# Literature Review: Article Fetching Process

The notebook executes the literature review process to fetch the articles with the queries that has prepared and updated frequently during literature review process. The first part of the code concentrates on fetching articles from [Google Scholar](https://scholar.google.com) using [scholarly](https://pypi.org/project/scholarly/) library. The second part of the code prepares Excel files for personal assessment.

In [1]:
# Import libraries
import pandas as pd
from scholarly import scholarly

## First Part: Fetching Articles

In this part, the query performs the following operations:
1. Implemented `fetch_articles()` function gets the query, searches publications, and adds the outcomes to an array.
2. The search queries.
3. Execute the implemented function with the queries.
4. Turn the result into `DataFrame`.
5. Save the output as Excel file.

To sum up, this process extracts the articles and prepares it for the second part.

In [20]:
# Function to fetch articles using the scholarly package
def fetch_articles(search_query):
    search_results = scholarly.search_pubs(search_query)
    articles = []
    for result in search_results:
        # Extract relevant information from each result
        bib_info = result.get('bib', {})
        article_info = {
            "title": bib_info.get('title'),
            "authors": bib_info.get('author'),
            "published_year": bib_info.get('pub_year'),
            "citations": result.get('num_citations', 0),
            "journal": bib_info.get('journal'),
            "volume": bib_info.get('volume'),
            "issue": bib_info.get('issue'),
            "pages": bib_info.get('pages'),
            "abstract": bib_info.get('abstract'),
            "doi": bib_info.get('doi'),
            "url": result.get('pub_url'),
            "publisher": bib_info.get('publisher'),
            "keywords": bib_info.get('keywords', []),
            "bib": bib_info
        }
        articles.append(article_info)
    return articles

### The search queries

In [30]:
# Search queries

# OpenSSF Scorecard Search Query
# search_query = '"OpenSSF Scorecard" (history OR "theoretical background" OR "community involvement" OR purpose OR GitHub OR usage OR maintenance OR "maintenance score" OR reliability OR "security assessment" OR "best practices" OR impact OR application OR "case studies" OR "industry applications" OR benefits OR challenges)'

# Prediction Methods Search Query
search_query = '"univariate forecasting" (machine learning OR "deep learning") (prediction OR forecasting) (parameters OR features) ("time series" OR dataset) "supervised learning"'

In [26]:
# Fetch articles based on the search query
articles_data = fetch_articles(search_query)

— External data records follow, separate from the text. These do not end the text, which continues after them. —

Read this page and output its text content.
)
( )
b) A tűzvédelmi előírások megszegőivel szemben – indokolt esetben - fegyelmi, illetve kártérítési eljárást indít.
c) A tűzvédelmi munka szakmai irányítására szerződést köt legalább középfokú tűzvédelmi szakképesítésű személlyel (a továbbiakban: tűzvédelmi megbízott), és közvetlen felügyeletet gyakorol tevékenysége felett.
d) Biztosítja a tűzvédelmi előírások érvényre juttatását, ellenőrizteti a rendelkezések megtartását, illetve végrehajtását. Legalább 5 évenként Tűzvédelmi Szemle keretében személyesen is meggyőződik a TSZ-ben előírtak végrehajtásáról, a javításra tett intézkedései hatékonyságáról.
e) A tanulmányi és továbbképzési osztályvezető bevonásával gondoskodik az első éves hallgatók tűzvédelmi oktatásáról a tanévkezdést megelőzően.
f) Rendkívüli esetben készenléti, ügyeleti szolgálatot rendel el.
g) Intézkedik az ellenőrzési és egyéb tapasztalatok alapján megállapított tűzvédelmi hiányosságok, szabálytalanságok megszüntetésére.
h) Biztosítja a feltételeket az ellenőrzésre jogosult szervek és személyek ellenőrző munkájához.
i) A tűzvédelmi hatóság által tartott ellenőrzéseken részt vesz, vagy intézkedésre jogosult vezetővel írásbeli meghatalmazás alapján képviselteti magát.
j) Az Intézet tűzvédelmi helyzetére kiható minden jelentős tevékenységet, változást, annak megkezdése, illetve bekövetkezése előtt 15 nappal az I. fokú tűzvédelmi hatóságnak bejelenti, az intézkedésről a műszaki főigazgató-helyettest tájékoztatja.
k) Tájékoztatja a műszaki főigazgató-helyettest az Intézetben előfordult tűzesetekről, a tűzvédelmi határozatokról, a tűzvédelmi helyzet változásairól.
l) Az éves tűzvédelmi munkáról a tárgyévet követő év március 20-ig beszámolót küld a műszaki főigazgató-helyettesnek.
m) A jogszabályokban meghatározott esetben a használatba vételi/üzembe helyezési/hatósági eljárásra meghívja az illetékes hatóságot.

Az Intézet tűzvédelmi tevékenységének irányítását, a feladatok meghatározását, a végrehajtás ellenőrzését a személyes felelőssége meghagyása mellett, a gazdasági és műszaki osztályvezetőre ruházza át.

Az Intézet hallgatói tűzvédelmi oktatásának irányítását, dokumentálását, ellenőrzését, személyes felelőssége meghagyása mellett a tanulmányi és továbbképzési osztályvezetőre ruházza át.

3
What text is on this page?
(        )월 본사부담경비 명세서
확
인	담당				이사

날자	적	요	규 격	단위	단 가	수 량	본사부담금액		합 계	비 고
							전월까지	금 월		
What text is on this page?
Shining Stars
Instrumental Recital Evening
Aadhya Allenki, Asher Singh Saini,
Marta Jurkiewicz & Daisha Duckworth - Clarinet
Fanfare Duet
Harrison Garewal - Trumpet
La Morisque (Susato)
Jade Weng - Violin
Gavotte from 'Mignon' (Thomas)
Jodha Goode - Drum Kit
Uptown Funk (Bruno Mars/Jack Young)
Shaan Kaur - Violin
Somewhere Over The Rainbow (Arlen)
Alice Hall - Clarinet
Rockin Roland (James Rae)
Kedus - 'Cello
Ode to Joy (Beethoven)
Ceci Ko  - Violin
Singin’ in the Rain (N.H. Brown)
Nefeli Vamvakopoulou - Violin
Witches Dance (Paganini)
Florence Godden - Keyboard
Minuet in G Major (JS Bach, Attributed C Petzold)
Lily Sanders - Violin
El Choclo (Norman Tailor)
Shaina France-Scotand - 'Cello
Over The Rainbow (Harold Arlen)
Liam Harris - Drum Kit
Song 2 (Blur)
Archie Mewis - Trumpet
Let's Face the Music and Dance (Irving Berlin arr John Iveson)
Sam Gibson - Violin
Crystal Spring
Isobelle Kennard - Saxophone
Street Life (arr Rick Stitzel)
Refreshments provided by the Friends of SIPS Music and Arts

### Data manipulation and saving the output to Excel.

In [31]:
# Create a pandas DataFrame
df = pd.DataFrame(articles_data)
df.head()

Unnamed: 0,title,authors,published_year,citations,journal,volume,issue,pages,abstract,doi,url,publisher,keywords,bib
0,Univariate model for hour ahead multi-step sol...,"[P Gupta, R Singh]",2021,11,,,,,"Further, the problem is converted into a super...",,https://ieeexplore.ieee.org/abstract/document/...,,[],{'title': 'Univariate model for hour ahead mul...
1,Short-term daily univariate streamflow forecas...,"[EB Wegayehu, FB Muluneh]",2022,34,,,,,"As a result, machine learning models have beco...",,https://www.hindawi.com/journals/amete/2022/18...,,[],{'title': 'Short-term daily univariate streamf...
2,Enhanced neural network-based univariate time-...,"[S Namasudra, S Dhamodharavadhani, R Rathipriya]",2024,5,,,,,accuracy because of the supervised learning me...,,https://www.liebertpub.com/doi/abs/10.1089/big...,,[],{'title': 'Enhanced neural network-based univa...
3,Forecasting from Physiological Time Series Thr...,[S Masum],2019,3,,,,,-independent medical time series data as stati...,,https://www.researchgate.net/profile/Shamsul-M...,,[],{'title': 'Forecasting from Physiological Time...
4,Eeg forecasting with univariate and multivaria...,"[DK Thara, BG Premasudha, TV Murthy]",2022,3,,,,,using machine learning algorithms like support...,,https://www.igi-global.com/article/eeg-forecas...,,[],{'title': 'Eeg forecasting with univariate and...


In [28]:
# Save the DataFrame to an Excel file
df.to_excel("../03_lit_review/scholarly_articles_prediction.xlsx", index=False, engine='openpyxl')

## Second Part: Excel File Manipulation

The second part of the code gets the Excel files obtained on the first part as inputs and performs the following operation to prepare these files in a readable format:

In [21]:
import pandas as pd
import openpyxl
from openpyxl import load_workbook

# Load the Excel file
df = pd.read_excel('../03_lit_review/scholarly_articles_prediction.xlsx')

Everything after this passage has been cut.